Foto: picture-alliance/Balkis Press
Arab Saudi
Merupakan negara pendukung kelompok pemberontak Sunni di Suriah. Arab Saudi terutama ingin menumbangkan rezim Assad dan meredam hegemoni penunjang kekuasaanya, yaitu Iran. Mereka sekaligus juga memerangi IS agar tidak semakin kuat. Riyadh punya kepentingan agar Suriah tidak runtuh, yang akan menyeret Libanon dan Irak serta seluruh kawasan ke situasi chaos.
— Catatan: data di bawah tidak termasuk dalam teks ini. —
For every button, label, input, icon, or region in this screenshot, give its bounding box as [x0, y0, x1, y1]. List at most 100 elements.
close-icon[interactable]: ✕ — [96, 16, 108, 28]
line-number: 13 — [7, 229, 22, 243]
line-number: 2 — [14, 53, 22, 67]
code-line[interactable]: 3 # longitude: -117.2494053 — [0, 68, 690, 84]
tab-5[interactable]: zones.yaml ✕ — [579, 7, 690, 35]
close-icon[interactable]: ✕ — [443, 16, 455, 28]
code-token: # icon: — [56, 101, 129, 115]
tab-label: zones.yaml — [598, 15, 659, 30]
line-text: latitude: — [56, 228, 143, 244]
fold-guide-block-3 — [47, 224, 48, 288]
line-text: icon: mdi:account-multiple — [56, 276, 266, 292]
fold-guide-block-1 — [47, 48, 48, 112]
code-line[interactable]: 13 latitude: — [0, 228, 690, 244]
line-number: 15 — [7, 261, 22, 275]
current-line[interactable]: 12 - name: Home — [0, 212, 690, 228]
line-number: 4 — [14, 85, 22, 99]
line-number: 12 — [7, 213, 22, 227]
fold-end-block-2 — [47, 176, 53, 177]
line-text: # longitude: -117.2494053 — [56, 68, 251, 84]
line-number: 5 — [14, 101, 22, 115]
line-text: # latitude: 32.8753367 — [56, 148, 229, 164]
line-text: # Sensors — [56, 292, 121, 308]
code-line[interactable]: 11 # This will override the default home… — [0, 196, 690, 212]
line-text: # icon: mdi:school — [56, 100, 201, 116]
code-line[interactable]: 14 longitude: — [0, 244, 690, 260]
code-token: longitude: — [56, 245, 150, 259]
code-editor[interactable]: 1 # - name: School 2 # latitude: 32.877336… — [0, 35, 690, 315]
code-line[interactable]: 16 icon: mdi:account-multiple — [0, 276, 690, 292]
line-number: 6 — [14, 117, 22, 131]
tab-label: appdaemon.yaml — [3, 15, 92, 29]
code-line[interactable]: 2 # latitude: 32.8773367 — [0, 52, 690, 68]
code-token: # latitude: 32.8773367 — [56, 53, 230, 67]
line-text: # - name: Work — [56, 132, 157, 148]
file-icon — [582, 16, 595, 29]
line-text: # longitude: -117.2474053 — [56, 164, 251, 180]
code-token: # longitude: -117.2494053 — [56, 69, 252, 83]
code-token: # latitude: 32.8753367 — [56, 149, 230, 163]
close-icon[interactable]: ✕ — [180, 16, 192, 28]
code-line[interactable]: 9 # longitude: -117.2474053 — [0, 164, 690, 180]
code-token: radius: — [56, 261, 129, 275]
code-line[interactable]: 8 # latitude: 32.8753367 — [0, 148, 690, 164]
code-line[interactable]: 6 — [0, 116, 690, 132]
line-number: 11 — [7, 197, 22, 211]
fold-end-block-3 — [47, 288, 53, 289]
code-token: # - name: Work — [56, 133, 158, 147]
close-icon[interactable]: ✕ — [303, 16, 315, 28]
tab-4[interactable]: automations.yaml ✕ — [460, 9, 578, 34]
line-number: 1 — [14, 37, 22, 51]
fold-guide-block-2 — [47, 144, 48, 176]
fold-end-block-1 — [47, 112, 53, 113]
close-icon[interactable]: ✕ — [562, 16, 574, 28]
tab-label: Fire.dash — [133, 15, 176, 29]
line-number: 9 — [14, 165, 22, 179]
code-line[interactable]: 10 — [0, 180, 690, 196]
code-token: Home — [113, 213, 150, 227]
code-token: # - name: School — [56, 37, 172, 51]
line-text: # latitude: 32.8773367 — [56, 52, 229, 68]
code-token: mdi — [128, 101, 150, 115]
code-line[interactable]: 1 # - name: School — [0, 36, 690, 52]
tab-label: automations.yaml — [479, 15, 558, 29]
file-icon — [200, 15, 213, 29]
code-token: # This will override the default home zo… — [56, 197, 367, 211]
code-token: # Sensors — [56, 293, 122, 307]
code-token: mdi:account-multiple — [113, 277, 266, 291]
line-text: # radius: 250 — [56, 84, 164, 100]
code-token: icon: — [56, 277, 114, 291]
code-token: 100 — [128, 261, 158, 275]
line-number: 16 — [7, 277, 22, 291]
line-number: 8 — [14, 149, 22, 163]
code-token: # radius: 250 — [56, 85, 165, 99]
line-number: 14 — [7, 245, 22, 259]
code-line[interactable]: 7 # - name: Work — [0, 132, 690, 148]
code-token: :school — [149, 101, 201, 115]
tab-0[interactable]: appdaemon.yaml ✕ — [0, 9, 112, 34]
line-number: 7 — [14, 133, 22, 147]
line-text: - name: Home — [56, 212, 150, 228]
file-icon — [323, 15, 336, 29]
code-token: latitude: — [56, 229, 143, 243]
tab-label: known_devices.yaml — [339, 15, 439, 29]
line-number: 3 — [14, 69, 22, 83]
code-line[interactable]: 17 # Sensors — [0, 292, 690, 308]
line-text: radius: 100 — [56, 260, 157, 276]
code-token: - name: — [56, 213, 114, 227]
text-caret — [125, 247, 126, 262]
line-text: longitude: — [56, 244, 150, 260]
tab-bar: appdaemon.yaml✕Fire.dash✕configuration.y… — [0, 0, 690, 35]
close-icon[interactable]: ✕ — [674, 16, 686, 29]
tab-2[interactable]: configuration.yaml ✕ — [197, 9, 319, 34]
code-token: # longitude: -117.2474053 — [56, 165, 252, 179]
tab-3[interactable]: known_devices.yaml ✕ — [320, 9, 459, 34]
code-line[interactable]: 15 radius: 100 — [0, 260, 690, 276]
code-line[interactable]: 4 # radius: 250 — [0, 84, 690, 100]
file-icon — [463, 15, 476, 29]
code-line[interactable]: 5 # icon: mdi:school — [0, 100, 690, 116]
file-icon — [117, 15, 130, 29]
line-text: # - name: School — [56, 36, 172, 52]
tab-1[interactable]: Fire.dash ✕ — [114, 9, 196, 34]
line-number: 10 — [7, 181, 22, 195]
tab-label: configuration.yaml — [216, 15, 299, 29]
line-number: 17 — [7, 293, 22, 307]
Foto: picture-alliance/AP/Manish Swarup
Iran
Sebagai negara pelindung kaum Syiah, Iran mendukung milisi Hisbullah di Libanon yang bertempur membela rezim Al Assad. Iran juga mengirim tentara serta penasehat milternya ke Damaskus. Mula-mula kehadiran Iran tidak dianggap. Tapi perkembangan situasi menyebabkan pemain besar lainnya kini mulai merangkul pemerintah di Teheran untuk solusi krisis Suriah.
Foto: AP
Turki
Ankara takut terbentuknya negara Kurdistan di Suriah. Karena itu dengan segala cara hal ini hendak dicegah. Turki juga "melatih" pemberontak Suriah dengan dibantu biaya AS. Presiden Recep Tayyip Erdogan juga berseteru dengan Assad. Selain itu kaum Kurdi di Irak juga makin kuat karena mendapat dukungan Iran. Inilah yang membuat Turki mengerahkan militernya ke perbatasan atau melewatinya.
Foto: AP
Amerika Serikat
Keterlibatan Washington di kawasan dimulai 2003 dengan tumbangkan penguasa Irak, Saddam Hussein. Vakum kekuasaan picu runtuhnya Irak dan destabilisasi keamanan hingga ke Suriah. Kondisi ini yang juga ciptakan Islamic State (IS) yang mampu kuasai kawasan luas di Irak dan Suriah. AS juga membiayai pelatihan pemberontak "moderat" dengan dana 500 juta US Dolar, sebagian menyeberang ke Al Qaida.
Moskow dikenal sebagai pendukung rezim di Damaskus. Akhir 2015 Rusia memutuskan lancarkan serangan udara terhadap IS. Operasi militer ini memicu kecaman di kalangan NATO. AS dan Turki mengklaim serangan udara Rusia ditujukan ke kelompok pemberontak anti Assad. Insiden penembakan jet Rusia oleh militer Turki makin panaskan situasi.